Adapting to the new desires of consumers can manifest for brands in a myriad of ways, one popular move this week being the shift of brand identity to align with brand purpose.
These rebrands are carefully thought out to reflect the world that has changed in the last few years and the companies that are refreshing are hoping this move will place their values front and center as more consumers take brand purpose into account during the consideration stage.
Both Coca Cola and M&M’s launched new branding this week that featured cleaner lines and less clutter, hoping to show that they are approachable and transparent.
And while a rebrand can be thought out tirelessly by a company’s marketing team, things aren’t always perceived the way they were intended.
M&M’s rebrand focused on the refresh of their mascots, characters that have been featured in just about every package and ad campaign since the 90’s, the modern characters we’ve come to know created in 2012. The rebrands purpose was to align with current values and reflections of consumers.
And though the intention of this change was to reflect more diversity and a modern world, they have received backlash from the decision, with the focus being on the changes made to the “female” M&M’s. The criticism here is that the green M&M’s change was from high-heeled boots into sneakers and the brown M&M’s heels were changed from stilettos to shorter, block heels.
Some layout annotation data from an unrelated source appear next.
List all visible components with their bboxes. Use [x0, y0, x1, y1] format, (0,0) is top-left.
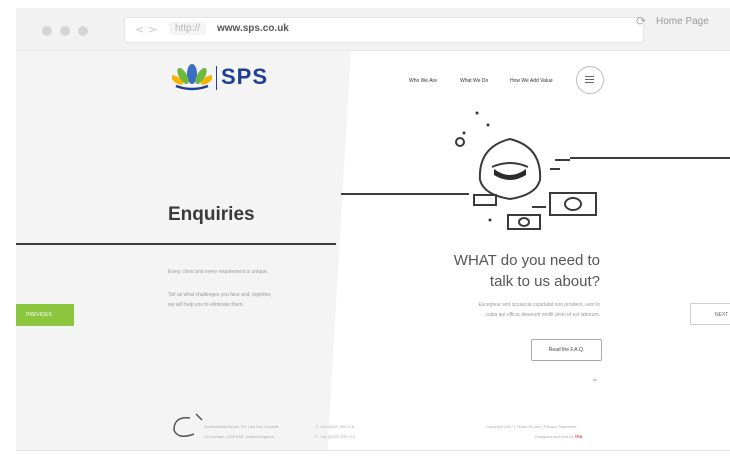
address-bar[interactable]: < > http:// www.sps.co.uk [124, 17, 644, 43]
window-close-dot[interactable] [42, 26, 52, 36]
intro-line-2: Tell us what challenges you face and, to… [168, 292, 272, 298]
previous-button[interactable]: PREVIOUS [16, 304, 74, 326]
nav-how-we-add-value[interactable]: How We Add Value [510, 78, 553, 84]
menu-button[interactable] [576, 66, 604, 94]
footer-phone: T: +44 (0)207 000 176 [315, 424, 355, 429]
heading-line-2: talk to us about? [489, 273, 600, 290]
nav-who-we-are[interactable]: Who We Are [409, 78, 437, 84]
nav-what-we-do[interactable]: What We Do [460, 78, 488, 84]
left-panel [16, 51, 351, 450]
home-page-link[interactable]: Home Page [656, 16, 709, 27]
url-domain: www.sps.co.uk [217, 23, 289, 34]
divider-middle [341, 193, 469, 195]
intro-line-1: Every client and every requirement is un… [168, 269, 269, 275]
window-minimize-dot[interactable] [60, 26, 70, 36]
browser-toolbar: < > http:// www.sps.co.uk ⟳ Home Page [16, 8, 730, 51]
divider-right [570, 157, 730, 159]
body-text-1: Excepteur sint occaecat cupidatat non pr… [478, 302, 600, 308]
hacker-illustration-icon [455, 111, 597, 230]
footer-logo-icon [173, 413, 203, 437]
sps-logo-icon [172, 64, 212, 91]
divider-left [16, 243, 336, 245]
back-forward-icon[interactable]: < > [135, 23, 157, 36]
footer-address-2: Co Durham, DH8 6TB, United Kingdom [204, 434, 274, 439]
intro-line-3: we will help you to eliminate them. [168, 302, 244, 308]
footer-fax: F: +44 (0)207 000 174 [315, 434, 355, 439]
next-button[interactable]: NEXT [690, 303, 730, 325]
footer-address-1: Northumbria House, Pic | Ind Est, Conset… [204, 424, 280, 429]
footer-legal-links[interactable]: Copyright 2017 | Terms Of Use | Privacy … [486, 424, 576, 429]
body-text-2: culpa qui officia deserunt mollit anim i… [485, 312, 600, 318]
read-faq-button[interactable]: Read the F.A.Q. [531, 339, 602, 361]
url-scheme: http:// [169, 22, 207, 35]
page-title: Enquiries [168, 204, 255, 225]
footer-credit-text: Designed and built by [535, 434, 574, 439]
reload-icon[interactable]: ⟳ [636, 14, 646, 28]
chevron-down-icon[interactable]: ⌄ [591, 374, 599, 384]
window-maximize-dot[interactable] [78, 26, 88, 36]
logo-divider [216, 66, 217, 90]
designer-name[interactable]: TPA [575, 434, 583, 439]
brand-name: SPS [221, 64, 269, 89]
heading-line-1: WHAT do you need to [453, 252, 600, 269]
footer-credit: Designed and built by TPA [535, 434, 582, 439]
Gen Z seems to find the change unnecessary, believing the Green M&M to be a confident woman and the change to be ingenuous to the character they had created for her since the 70s.
And though much of the criticism may seem like a silly debate, it speaks to how important aligning your brand purpose is to any changes you make to your branding. The main points do not focus on M&M’s ideas of a more inclusive and diverse line-up of mascots, but on the execution feeling ingenuine to that message.
When looking at creating a rebrand, intention is only one piece of the puzzle. Before expressing the branding you think will align with your audience, you must first really know your audience. You need to be asking yourself why you are making a change, who it is for, and how it will impact your consumers.
And in no way should this be a deterrent for rebranding, it is a necessary part of growth. The timing was not the issue with M&M’s, but the execution paired with the intention.